Bruce Gilden, 68, is drawn to people who are often ignored because of their appearance, and chooses them as his subject because they are visually interesting.'The photographer is based in New York but for his latest book of photographs, Face, he visited West Bromwich, in the midlands and Romford, in Essex, to capture portraits, the way he does that in America.
He chooses his subjects from the street but he is particular about who he chooses. Bruce said speaking to Mail Online: "I make their day. Some of the people in my photos are alone in the world. They don't have anyone else to speak to and they're often ignored."
He says, "One lady in England with one tooth in her mouth, I showed her the shot and she said 'I'm beautiful.'"
'She did try really hard to make her lipstick nice.' Bruce is unflinching in his depiction with harsh lighting and the frame cropped close to the subject's face. The photographs have no retouching done after they have been taken. He asks for the permission from all of his participants in the book before shooting them.
He said: "Sometimes you've got the perfect ingredients in the first shot, other times [I need more shots] these are people I've never met before."
'Everything has to be correct.' He makes sure 'the look is intense in the eye.' Some critics have say that Bruce is holding his subjects up to ridicule in the internet age, when their portraits will be open to comments from strangers. But Bruce insists he is on their side and considers them underdogs.
He said: "These are real people and I'm showing them as they are.

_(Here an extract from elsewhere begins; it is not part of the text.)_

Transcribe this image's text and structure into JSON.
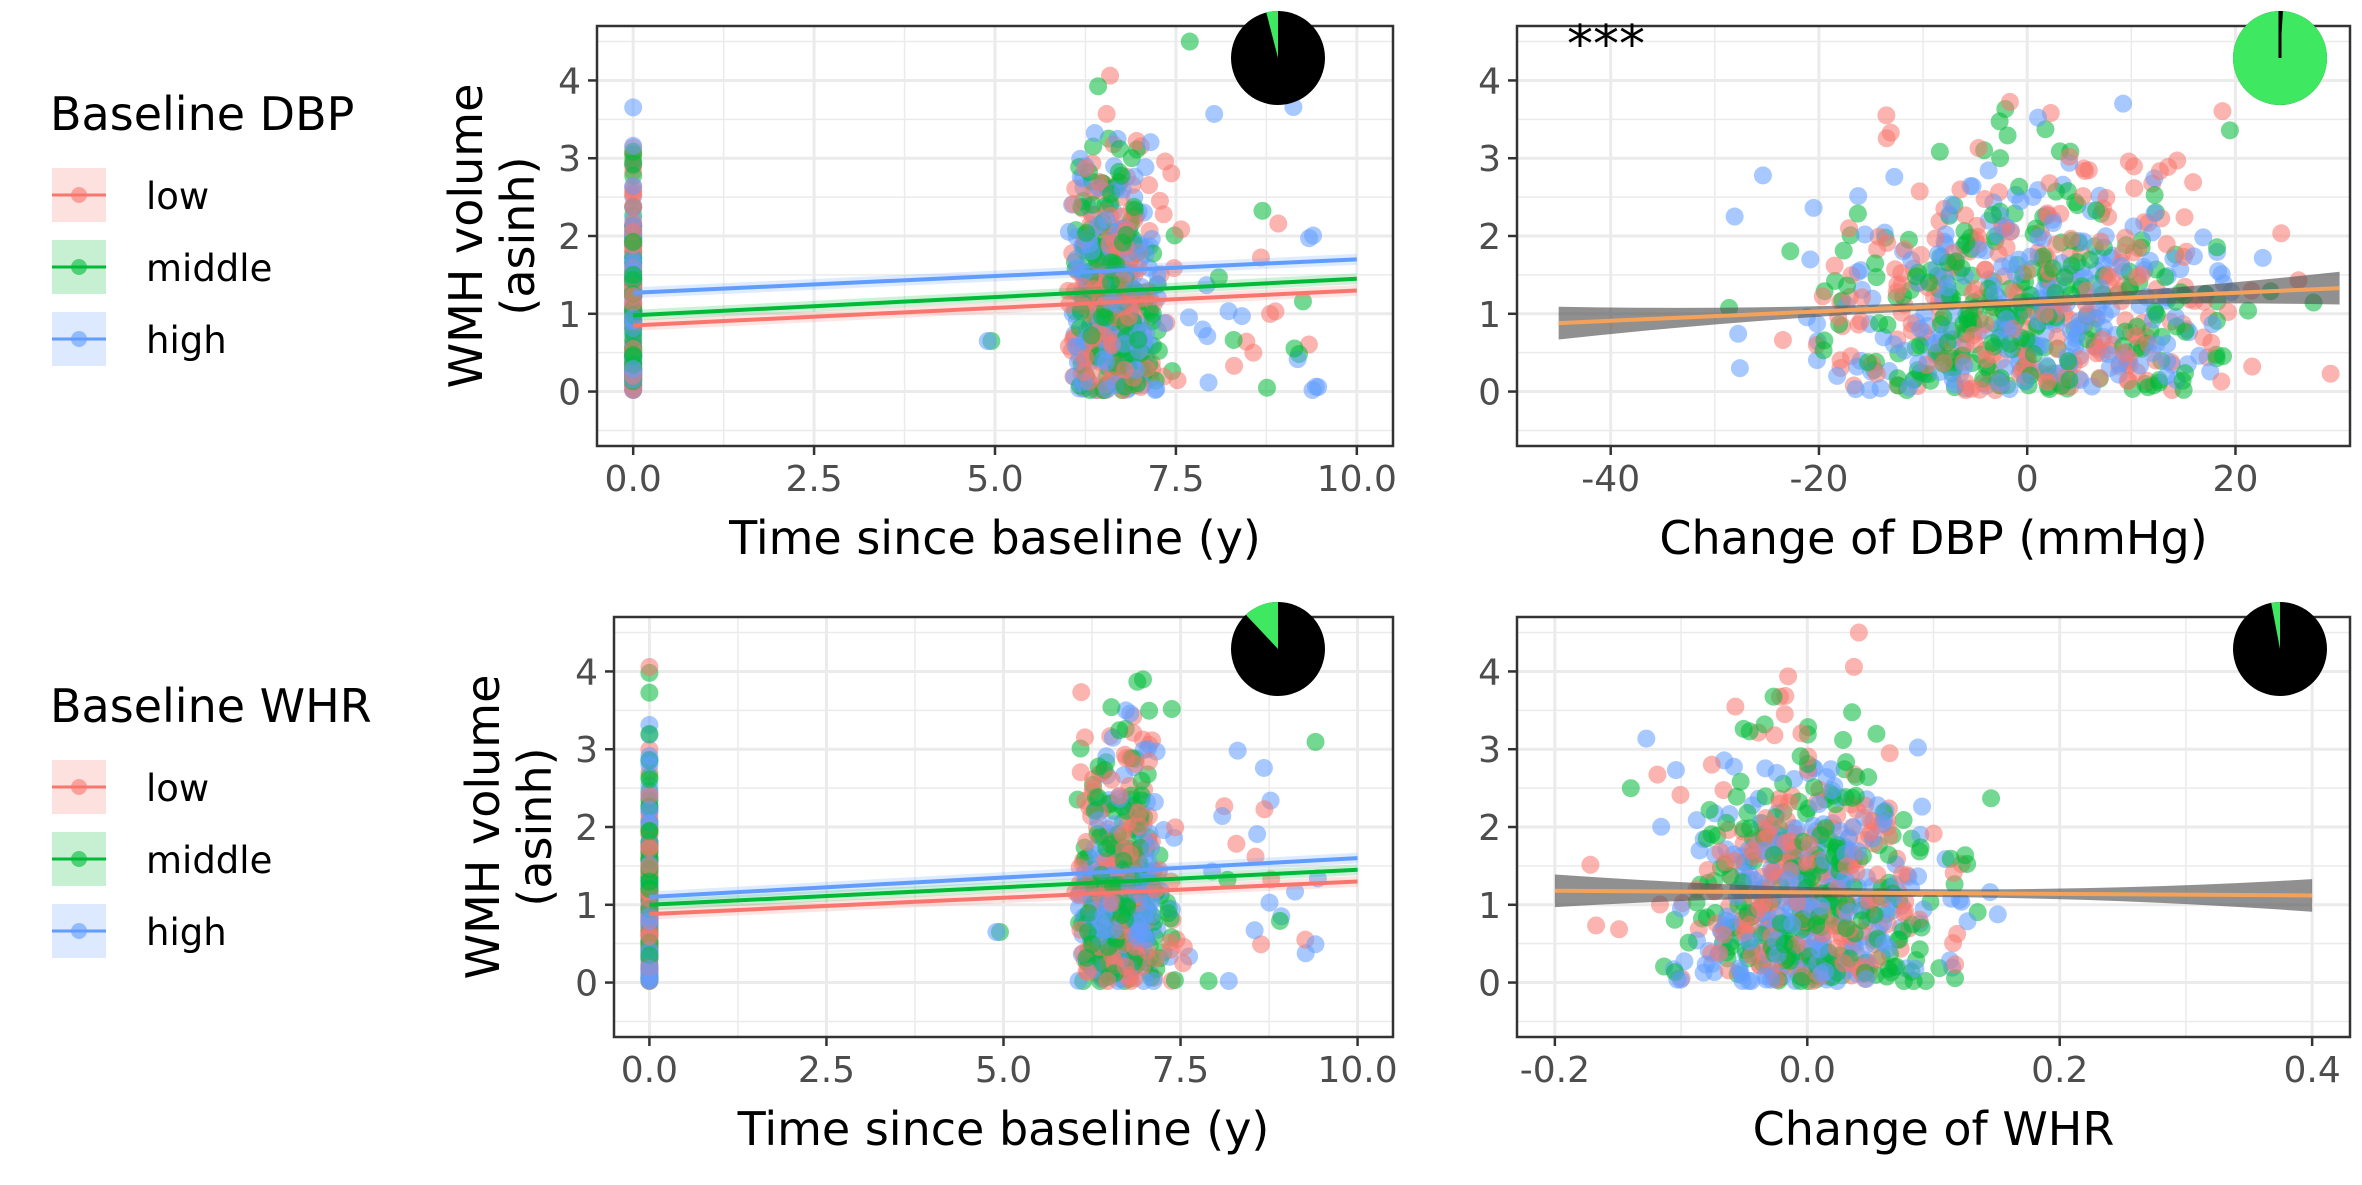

This is about me and the world. There's a big discrepancy between the rich and the poor, the rich get richer and the poor get poorer. A lot of people have money and have got possessions in life and they pay lip service to to the underdog. I don't claim to be a humanitarian but these are the people I'm interested in. I consider myself an underdog too, that's why I'm on their side. I see in their face they've struggled in life."
He usually takes pictures at state fairs in the US because there are so many people to choose from and it's more likely he'll find someone visually interesting. When he asks people to participate and have their picture taken, he says the majority agree to take part. Bruce says: "I'm excited about finding them visually interesting so people become excited too, of course. I tell them it's not a fashion shoot. He has also used children as subjects and said parents are usually on board. In America, in the cities, parents are very protective of their kids. If you don't ask permission they go ape-s***. But when I ask in the Mid West, 99 per cent of parents agree. He pointed out that the subjects he chooses are ones often ignored in the media but they should be celebrated."
Bruce says: "To me the photographs are very powerful and make a statement. It doesn't suit some people's look on life but I photograph for myself. I'm just taking a picture of someone's face."
"I think magazines are so much worse, all the messages they give, all these celebrities with their face lifts and saying you have to thin or you're not good enough." Bruce wants to put that message out with his work. He says: "If you don't look at something that's wrong, how are you going to change it? People should talk about these kind of people. I care about these people."